To continue to show how much cannabis was a part of U.S. history, the first draft of the Declaration of Independence was written on Dutch hemp paper. In addition, Americans recognized the medicinal properties of cannabis. Cannabis extracts, hashish extracts, tinctures and elixirs were the 2nd and 3rd most used medicines in America from 1842 through the 1890s, and even the U.S. Pharmacopoeia of 1851 stated illnesses that cannabis could treat. These included asthma, neuralgia, glaucoma, nausea, epilepsy, depression, rheumatism, arthritis, alcoholism and others.
Legality of Cannabis
Unfortunately, the history of cannabis has a lot of propaganda, lobbying, racism and misguided information that has influenced why cannabis became illegal. In 1930, a new division in the Treasury Department was established. The Federal Bureau of Narcotics was born, and a man named Harry J. Anslinger was named director of the division. This marked the beginning of cannabis prohibition as we know it.

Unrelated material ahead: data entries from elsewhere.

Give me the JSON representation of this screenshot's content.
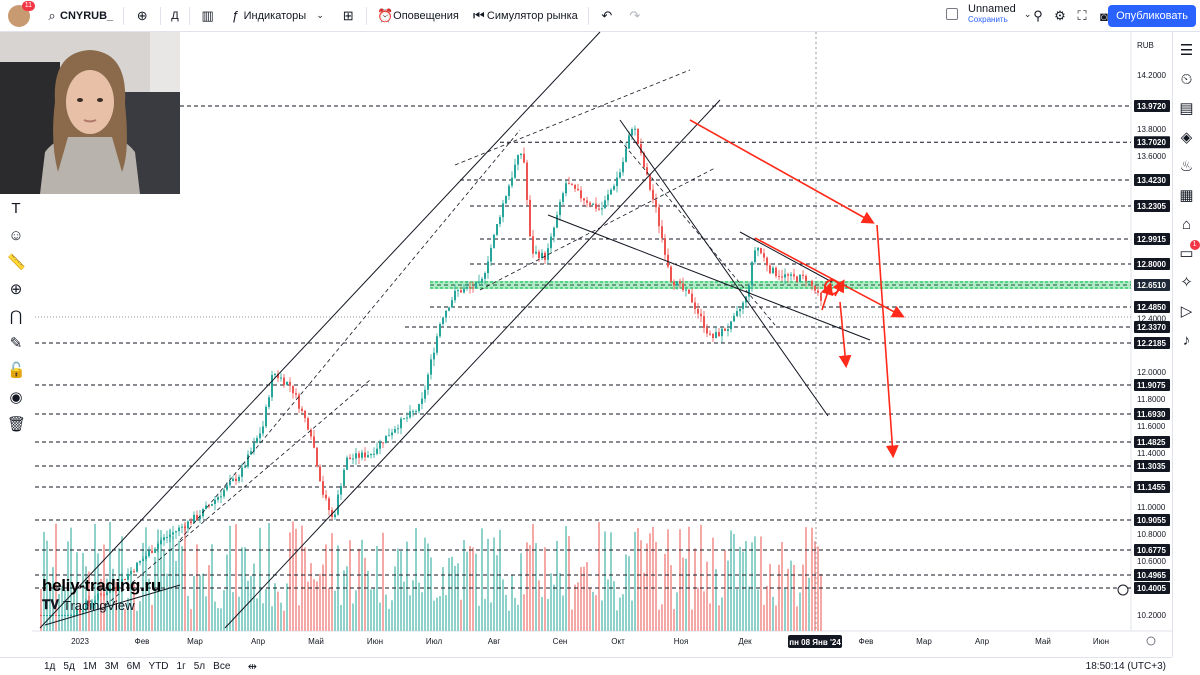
{
  "toolbar": {
    "symbol": "CNYRUB_",
    "interval": "Д",
    "indicators": "Индикаторы",
    "alerts": "Оповещения",
    "simulator": "Симулятор рынка",
    "save_title": "Unnamed",
    "save_status": "Сохранить",
    "publish": "Опубликовать",
    "avatar_badge": "11"
  },
  "price_axis": {
    "currency": "RUB",
    "ticks": [
      "14.2000",
      "13.8000",
      "13.6000",
      "12.4000",
      "12.0000",
      "11.8000",
      "11.6000",
      "11.4000",
      "11.0000",
      "10.8000",
      "10.6000",
      "10.2000"
    ],
    "tick_values": [
      14.2,
      13.8,
      13.6,
      12.4,
      12.0,
      11.8,
      11.6,
      11.4,
      11.0,
      10.8,
      10.6,
      10.2
    ],
    "level_tags": [
      "13.9720",
      "13.7020",
      "13.4230",
      "13.2305",
      "12.9915",
      "12.8000",
      "12.6510",
      "12.4850",
      "12.3370",
      "12.2185",
      "11.9075",
      "11.6930",
      "11.4825",
      "11.3035",
      "11.1455",
      "10.9055",
      "10.6775",
      "10.4965",
      "10.4005"
    ],
    "level_values": [
      13.972,
      13.702,
      13.423,
      13.2305,
      12.9915,
      12.8,
      12.651,
      12.485,
      12.337,
      12.2185,
      11.9075,
      11.693,
      11.4825,
      11.3035,
      11.1455,
      10.9055,
      10.6775,
      10.4965,
      10.4005
    ],
    "highlight": "12.6510"
  },
  "time_axis": {
    "labels": [
      "2023",
      "Фев",
      "Мар",
      "Апр",
      "Май",
      "Июн",
      "Июл",
      "Авг",
      "Сен",
      "Окт",
      "Ноя",
      "Дек",
      "Фев",
      "Мар",
      "Апр",
      "Май",
      "Июн"
    ],
    "cursor_label": "пн 08 Янв '24"
  },
  "bottombar": {
    "periods": [
      "1д",
      "5д",
      "1М",
      "3М",
      "6М",
      "YTD",
      "1г",
      "5л",
      "Все"
    ],
    "clock": "18:50:14 (UTC+3)"
  },
  "watermark": {
    "site": "heliy-trading.ru",
    "brand": "TradingView"
  },
  "colors": {
    "accent": "#2962ff",
    "up": "#26a69a",
    "down": "#ef5350",
    "arrow": "#ff2a1a",
    "zone": "#22c55e"
  }
}
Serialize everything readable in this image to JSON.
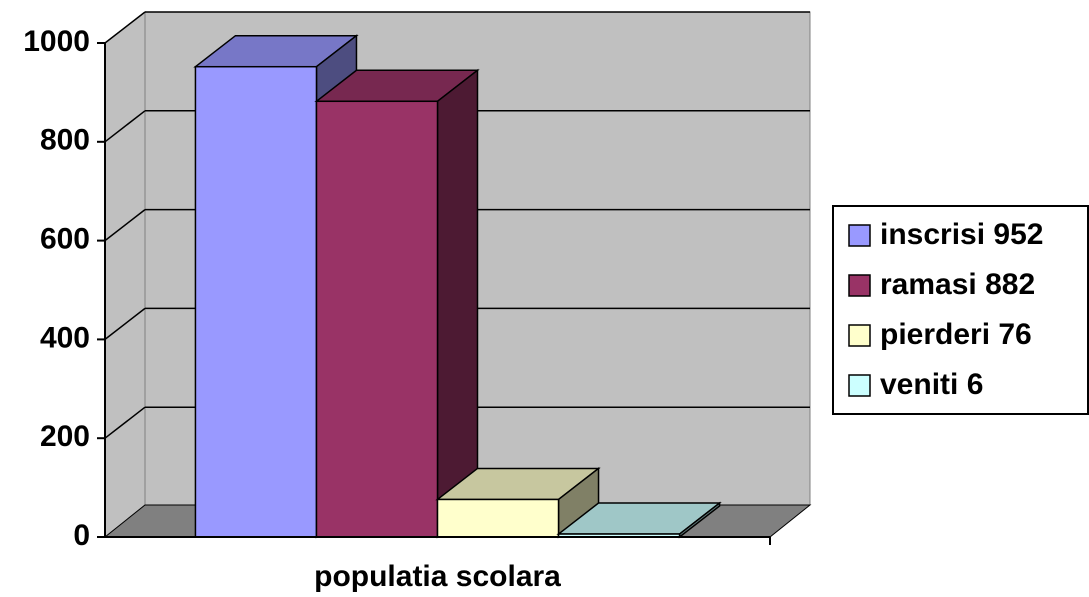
{
  "chart_data": {
    "type": "bar3d",
    "categories": [
      "populatia scolara"
    ],
    "series": [
      {
        "name": "inscrisi 952",
        "color": "#9999ff",
        "values": [
          952
        ]
      },
      {
        "name": "ramasi 882",
        "color": "#993366",
        "values": [
          882
        ]
      },
      {
        "name": "pierderi 76",
        "color": "#ffffcc",
        "values": [
          76
        ]
      },
      {
        "name": "veniti 6",
        "color": "#ccffff",
        "values": [
          6
        ]
      }
    ],
    "ylim": [
      0,
      1000
    ],
    "yticks": [
      0,
      200,
      400,
      600,
      800,
      1000
    ],
    "grid": true,
    "legend": "right"
  }
}
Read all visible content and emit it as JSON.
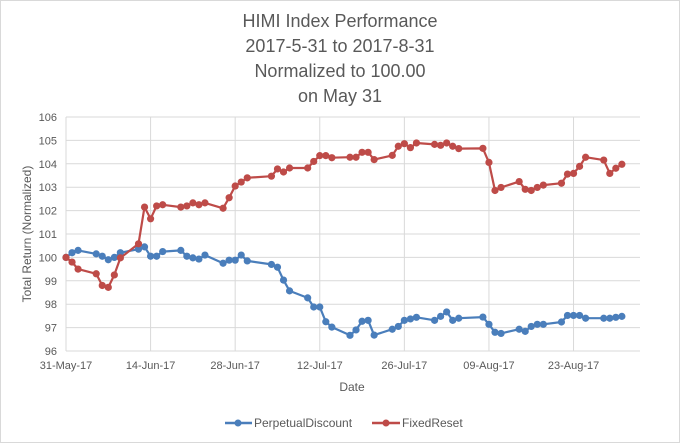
{
  "chart_data": {
    "type": "line",
    "title": [
      "HIMI Index Performance",
      "2017-5-31 to 2017-8-31",
      "Normalized to 100.00",
      "on May 31"
    ],
    "xlabel": "Date",
    "ylabel": "Total Return (Normalized)",
    "ylim": [
      96,
      106
    ],
    "yticks": [
      96,
      97,
      98,
      99,
      100,
      101,
      102,
      103,
      104,
      105,
      106
    ],
    "xlim": [
      "2017-05-31",
      "2017-09-03"
    ],
    "xticks": [
      {
        "date": "2017-05-31",
        "label": "31-May-17"
      },
      {
        "date": "2017-06-14",
        "label": "14-Jun-17"
      },
      {
        "date": "2017-06-28",
        "label": "28-Jun-17"
      },
      {
        "date": "2017-07-12",
        "label": "12-Jul-17"
      },
      {
        "date": "2017-07-26",
        "label": "26-Jul-17"
      },
      {
        "date": "2017-08-09",
        "label": "09-Aug-17"
      },
      {
        "date": "2017-08-23",
        "label": "23-Aug-17"
      }
    ],
    "grid": true,
    "legend_position": "bottom",
    "x": [
      "2017-05-31",
      "2017-06-01",
      "2017-06-02",
      "2017-06-05",
      "2017-06-06",
      "2017-06-07",
      "2017-06-08",
      "2017-06-09",
      "2017-06-12",
      "2017-06-13",
      "2017-06-14",
      "2017-06-15",
      "2017-06-16",
      "2017-06-19",
      "2017-06-20",
      "2017-06-21",
      "2017-06-22",
      "2017-06-23",
      "2017-06-26",
      "2017-06-27",
      "2017-06-28",
      "2017-06-29",
      "2017-06-30",
      "2017-07-04",
      "2017-07-05",
      "2017-07-06",
      "2017-07-07",
      "2017-07-10",
      "2017-07-11",
      "2017-07-12",
      "2017-07-13",
      "2017-07-14",
      "2017-07-17",
      "2017-07-18",
      "2017-07-19",
      "2017-07-20",
      "2017-07-21",
      "2017-07-24",
      "2017-07-25",
      "2017-07-26",
      "2017-07-27",
      "2017-07-28",
      "2017-07-31",
      "2017-08-01",
      "2017-08-02",
      "2017-08-03",
      "2017-08-04",
      "2017-08-08",
      "2017-08-09",
      "2017-08-10",
      "2017-08-11",
      "2017-08-14",
      "2017-08-15",
      "2017-08-16",
      "2017-08-17",
      "2017-08-18",
      "2017-08-21",
      "2017-08-22",
      "2017-08-23",
      "2017-08-24",
      "2017-08-25",
      "2017-08-28",
      "2017-08-29",
      "2017-08-30",
      "2017-08-31"
    ],
    "series": [
      {
        "name": "PerpetualDiscount",
        "color": "#4a7ebb",
        "values": [
          100.0,
          100.2,
          100.3,
          100.15,
          100.05,
          99.9,
          100.0,
          100.2,
          100.35,
          100.45,
          100.05,
          100.05,
          100.25,
          100.3,
          100.05,
          99.98,
          99.93,
          100.1,
          99.75,
          99.88,
          99.88,
          100.1,
          99.85,
          99.7,
          99.58,
          99.03,
          98.57,
          98.27,
          97.88,
          97.88,
          97.25,
          97.02,
          96.67,
          96.9,
          97.27,
          97.31,
          96.68,
          96.93,
          97.05,
          97.31,
          97.37,
          97.44,
          97.31,
          97.48,
          97.67,
          97.31,
          97.4,
          97.45,
          97.14,
          96.8,
          96.75,
          96.93,
          96.84,
          97.05,
          97.14,
          97.14,
          97.24,
          97.52,
          97.52,
          97.52,
          97.4,
          97.4,
          97.4,
          97.44,
          97.48
        ]
      },
      {
        "name": "FixedReset",
        "color": "#be4b48",
        "values": [
          100.0,
          99.8,
          99.5,
          99.3,
          98.8,
          98.72,
          99.25,
          99.98,
          100.58,
          102.15,
          101.65,
          102.2,
          102.25,
          102.15,
          102.2,
          102.33,
          102.25,
          102.33,
          102.1,
          102.55,
          103.05,
          103.22,
          103.4,
          103.47,
          103.78,
          103.65,
          103.82,
          103.82,
          104.1,
          104.35,
          104.35,
          104.26,
          104.28,
          104.28,
          104.49,
          104.49,
          104.18,
          104.36,
          104.75,
          104.86,
          104.69,
          104.89,
          104.83,
          104.79,
          104.89,
          104.75,
          104.65,
          104.66,
          104.06,
          102.86,
          102.99,
          103.24,
          102.91,
          102.86,
          102.99,
          103.09,
          103.17,
          103.56,
          103.59,
          103.89,
          104.28,
          104.16,
          103.59,
          103.81,
          103.98
        ]
      }
    ]
  }
}
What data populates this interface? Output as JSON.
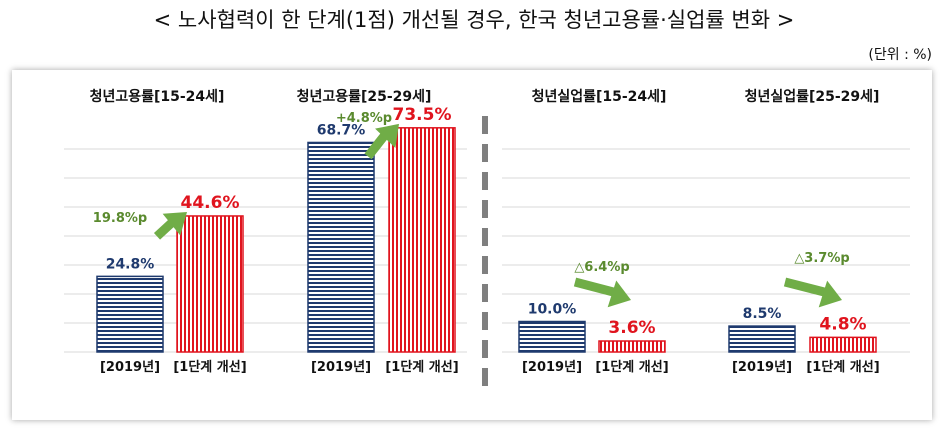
{
  "title": "< 노사협력이 한 단계(1점) 개선될 경우, 한국 청년고용률·실업률 변화 >",
  "unit": "(단위 : %)",
  "colors": {
    "baseline": "#1f3a6e",
    "improved": "#e0141e",
    "arrow": "#70ad47",
    "change_text": "#5a8a2e"
  },
  "chart_data": [
    {
      "type": "bar",
      "title": "청년고용률[15-24세]",
      "categories": [
        "[2019년]",
        "[1단계 개선]"
      ],
      "values": [
        24.8,
        44.6
      ],
      "labels": [
        "24.8%",
        "44.6%"
      ],
      "change": "19.8%p"
    },
    {
      "type": "bar",
      "title": "청년고용률[25-29세]",
      "categories": [
        "[2019년]",
        "[1단계 개선]"
      ],
      "values": [
        68.7,
        73.5
      ],
      "labels": [
        "68.7%",
        "73.5%"
      ],
      "change": "+4.8%p"
    },
    {
      "type": "bar",
      "title": "청년실업률[15-24세]",
      "categories": [
        "[2019년]",
        "[1단계 개선]"
      ],
      "values": [
        10.0,
        3.6
      ],
      "labels": [
        "10.0%",
        "3.6%"
      ],
      "change": "△6.4%p"
    },
    {
      "type": "bar",
      "title": "청년실업률[25-29세]",
      "categories": [
        "[2019년]",
        "[1단계 개선]"
      ],
      "values": [
        8.5,
        4.8
      ],
      "labels": [
        "8.5%",
        "4.8%"
      ],
      "change": "△3.7%p"
    }
  ]
}
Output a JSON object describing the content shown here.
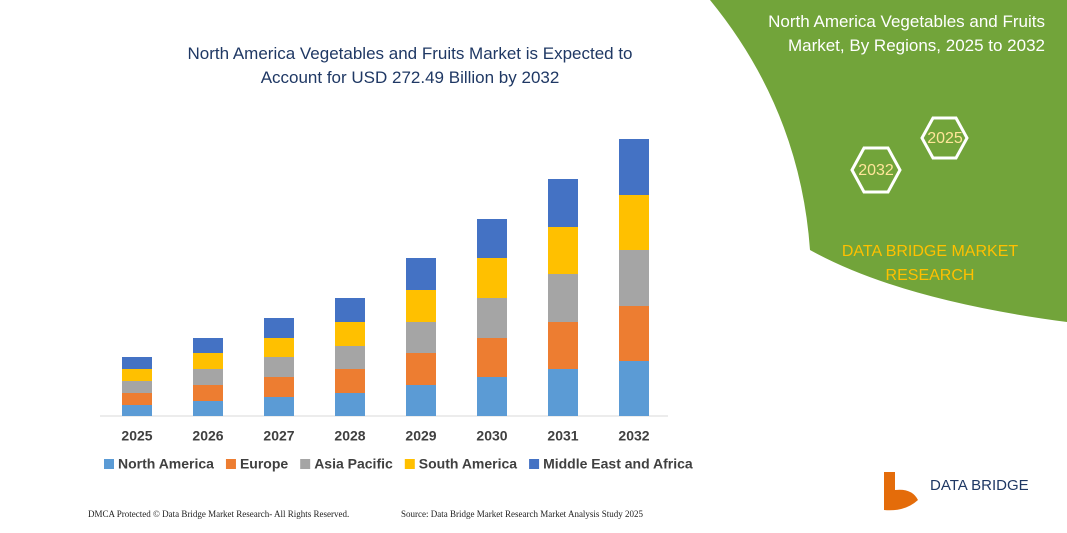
{
  "chart_data": {
    "type": "stacked_bar",
    "title": "North America Vegetables and Fruits Market is Expected to Account for USD 272.49 Billion by 2032",
    "categories": [
      "2025",
      "2026",
      "2027",
      "2028",
      "2029",
      "2030",
      "2031",
      "2032"
    ],
    "series": [
      {
        "name": "North America",
        "color": "#5b9bd5",
        "values": [
          11,
          15,
          19,
          23,
          31,
          39,
          47,
          55
        ]
      },
      {
        "name": "Europe",
        "color": "#ed7d31",
        "values": [
          12,
          16,
          20,
          24,
          32,
          39,
          47,
          55
        ]
      },
      {
        "name": "Asia Pacific",
        "color": "#a5a5a5",
        "values": [
          12,
          16,
          20,
          23,
          31,
          40,
          48,
          56
        ]
      },
      {
        "name": "South America",
        "color": "#ffc000",
        "values": [
          12,
          16,
          19,
          24,
          32,
          40,
          47,
          55
        ]
      },
      {
        "name": "Middle East and Africa",
        "color": "#4472c4",
        "values": [
          12,
          15,
          20,
          24,
          32,
          39,
          48,
          56
        ]
      }
    ],
    "legend": "bottom"
  },
  "panel": {
    "title": "North America Vegetables and Fruits Market, By Regions, 2025 to 2032",
    "hex_end": "2032",
    "hex_start": "2025",
    "brand": "DATA BRIDGE MARKET RESEARCH"
  },
  "footer": {
    "left": "DMCA Protected © Data Bridge Market Research- All Rights Reserved.",
    "right": "Source: Data Bridge Market Research Market Analysis Study 2025",
    "logo": "DATA BRIDGE"
  }
}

With the help of yellow journalism, racist statements, and propaganda such as Reefer Madness, the Marihuana Tax Act of 1937 was created. Just 4 years after the first failed prohibition, which was the prohibition alcohol from 1920 to 1933, America was to enter another one, which we are still witnessing over 70 years later. Once Richard Nixon declared the War on Drugs in 1971, that is when cannabis prohibition worsened and has created many negative consequences within the nation and around the world ever since.
Cannabis History Is Still Changing
We are still in the midst of history as we watch cannabis legislation being introduced from state to state. Whether it is decriminalization, legalizing for medical use, legalizing for recreational use, or legalizing the cultivation of hemp, cannabis history is occurring as cannabis policies continue to change. There has been a rapid shift of acceptance over the past decade alone, and it looks like the days of our second failed prohibition may finally come to an end in the near future.
Until then, each state that enacts cannabis legislation will continue to shape cannabis history that is still occurring right before our eyes. When do you think cannabis will be accepted once again around the world? Or do you think it never will be?